One of the things I like about PyTorch is that it’s possible to go into the source code and easily modify it. A few days ago I ran into an issue where I didn’t understand what was happening in a PyTorch program. I was able to figure out the issue by going into the PyTorch init.py file in the nn module, and inserting a few print() statements.

I had written a PyTorch autoencoder that used a straight-through 9-4-2-4-9 architecture. No problem. Then I refactored the autoencoder to use an explicit 9-4-2 encoder plus a 2-4-9 decoder. No problem, except that the two different approaches gave slightly different answers, which was puzzling to me.

I determined the the two approaches were initializing the network weights differently even though I was using explicit xavier_uniform_() intialization. But then I got stuck.

I created two slimmed-down versions, a 5-2-5 straight-through autoencoder version, and a 5-2 encoder plus 2-5 decoder version. Then I located the PyTorch code on my machine which was at C:\(user)\Anaconda3\Lib\site-packages\torch. Then I went into the nn directory and opened file init.py using Notepad. I inserted print(“inside uniform_”) and print(“inside xavier_uniform_”) statements in the corresponding functions.

Briefly, when you create a Linear layer, PyTorch will automatically initialize the layer’s weights using a default mechanism which calls into the PyTorch uniform_() function. Then if you explicitly set the layer’s weight’s using xavier_uniform_(), that Xavier initialization calls into uniform_() again.

The straight-through architecture looks like:

create Linear1
create Linear2
xavier on Linear1
xavier on Linear2

which generates calls to:

uniform_()
uniform_()
xavier_()
uniform_()
xavier_()
uniform_()

The explicit encoder-decoder architecture looks like:

create Linear1
xavier on Linear1

create Linear2
xavier on Linear2

which generates calls to:

uniform_()
xavier_()
uniform_()
uniform_()
xavier_()
uniform_()

So the different architectures generate calls to uniform_() in a slightly different order, which leads to different weights.

The moral of the story is that when needed, you can go directly into PyTorch code and modify it in order to understand it, or to change its behavior.

Left: X-Ray Specs. They were first patented in 1906 by George W. Macdonald. An improved version was patented in 1969 by Harold von Braunhut, who also invented Amazing Sea-Monkeys.

Center: I suspect these steampunk style glasses are mostly artistic rather than functional.

Right: Sherlock Holmes is often associated with a magnifying glass.

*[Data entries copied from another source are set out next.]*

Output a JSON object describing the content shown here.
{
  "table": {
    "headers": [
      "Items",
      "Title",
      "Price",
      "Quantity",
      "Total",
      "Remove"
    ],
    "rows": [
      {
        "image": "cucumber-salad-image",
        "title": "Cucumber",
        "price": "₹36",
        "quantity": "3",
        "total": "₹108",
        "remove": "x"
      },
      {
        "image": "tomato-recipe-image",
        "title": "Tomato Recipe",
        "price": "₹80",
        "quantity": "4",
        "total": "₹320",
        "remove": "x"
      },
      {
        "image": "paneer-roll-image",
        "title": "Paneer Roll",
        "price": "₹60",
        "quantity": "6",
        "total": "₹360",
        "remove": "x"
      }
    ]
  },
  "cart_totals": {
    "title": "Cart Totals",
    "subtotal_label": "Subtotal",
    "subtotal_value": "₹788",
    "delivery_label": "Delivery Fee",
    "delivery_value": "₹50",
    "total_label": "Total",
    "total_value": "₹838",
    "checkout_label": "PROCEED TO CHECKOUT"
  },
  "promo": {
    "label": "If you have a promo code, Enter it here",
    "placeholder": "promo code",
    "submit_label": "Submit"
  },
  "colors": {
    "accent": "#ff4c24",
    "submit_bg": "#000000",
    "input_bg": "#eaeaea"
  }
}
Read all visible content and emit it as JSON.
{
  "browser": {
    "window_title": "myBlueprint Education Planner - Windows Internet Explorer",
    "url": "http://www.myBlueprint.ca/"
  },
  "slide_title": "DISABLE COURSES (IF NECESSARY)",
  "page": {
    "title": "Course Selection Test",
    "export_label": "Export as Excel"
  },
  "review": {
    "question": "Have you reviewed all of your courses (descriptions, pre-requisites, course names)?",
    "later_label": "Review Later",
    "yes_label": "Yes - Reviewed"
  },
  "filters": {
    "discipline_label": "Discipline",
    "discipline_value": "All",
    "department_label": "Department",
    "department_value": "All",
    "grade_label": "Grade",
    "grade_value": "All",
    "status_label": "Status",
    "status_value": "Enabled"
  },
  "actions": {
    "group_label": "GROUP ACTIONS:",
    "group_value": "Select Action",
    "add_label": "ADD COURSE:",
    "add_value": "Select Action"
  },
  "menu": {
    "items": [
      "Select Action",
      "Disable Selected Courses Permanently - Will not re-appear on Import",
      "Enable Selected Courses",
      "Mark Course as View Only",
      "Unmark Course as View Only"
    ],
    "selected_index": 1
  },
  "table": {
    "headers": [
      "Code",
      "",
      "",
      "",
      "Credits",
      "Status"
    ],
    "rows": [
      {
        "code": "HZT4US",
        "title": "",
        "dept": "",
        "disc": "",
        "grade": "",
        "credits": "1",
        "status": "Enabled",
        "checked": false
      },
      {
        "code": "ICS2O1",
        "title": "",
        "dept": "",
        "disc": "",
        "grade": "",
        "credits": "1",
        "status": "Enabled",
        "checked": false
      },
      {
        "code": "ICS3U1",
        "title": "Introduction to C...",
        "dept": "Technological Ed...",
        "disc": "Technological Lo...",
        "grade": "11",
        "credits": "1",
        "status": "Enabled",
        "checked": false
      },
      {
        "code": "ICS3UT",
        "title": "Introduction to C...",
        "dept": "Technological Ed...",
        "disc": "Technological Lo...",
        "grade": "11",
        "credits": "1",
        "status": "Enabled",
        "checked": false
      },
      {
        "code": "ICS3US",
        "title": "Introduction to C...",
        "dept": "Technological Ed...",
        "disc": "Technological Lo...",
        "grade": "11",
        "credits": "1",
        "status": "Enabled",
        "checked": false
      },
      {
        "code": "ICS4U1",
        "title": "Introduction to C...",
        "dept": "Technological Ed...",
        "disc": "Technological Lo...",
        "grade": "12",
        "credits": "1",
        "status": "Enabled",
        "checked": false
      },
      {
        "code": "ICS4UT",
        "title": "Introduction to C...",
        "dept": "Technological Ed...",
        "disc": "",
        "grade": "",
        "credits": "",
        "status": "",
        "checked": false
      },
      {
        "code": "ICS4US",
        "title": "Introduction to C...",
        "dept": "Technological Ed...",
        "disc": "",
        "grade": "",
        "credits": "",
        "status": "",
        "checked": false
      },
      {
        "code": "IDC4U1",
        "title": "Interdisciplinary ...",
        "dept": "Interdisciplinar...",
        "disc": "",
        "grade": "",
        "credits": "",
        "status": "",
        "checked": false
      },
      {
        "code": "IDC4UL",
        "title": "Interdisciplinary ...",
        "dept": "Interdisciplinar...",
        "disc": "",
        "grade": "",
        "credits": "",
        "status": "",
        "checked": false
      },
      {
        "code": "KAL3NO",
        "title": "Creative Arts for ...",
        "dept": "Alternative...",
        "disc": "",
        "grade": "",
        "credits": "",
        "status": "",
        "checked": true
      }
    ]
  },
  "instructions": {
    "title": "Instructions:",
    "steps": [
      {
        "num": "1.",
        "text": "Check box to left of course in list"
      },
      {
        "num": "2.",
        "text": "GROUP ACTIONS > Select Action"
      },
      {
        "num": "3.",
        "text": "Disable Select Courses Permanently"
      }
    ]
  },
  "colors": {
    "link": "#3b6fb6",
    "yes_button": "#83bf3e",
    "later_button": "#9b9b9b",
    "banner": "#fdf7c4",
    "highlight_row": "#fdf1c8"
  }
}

The novel, “A Study in Scarlet” (1887) was the first appearance of Sherlock Holmes and Dr. Watson and the first story to incorporate the magnifying glass as an investigative tool. “As he spoke, he whipped a tape measure and a large round magnifying glass from his pocket. With these two implements he trotted noiselessly about the room. He examined with his glass the word upon the wall, going over every letter of it with the most minute exactness.”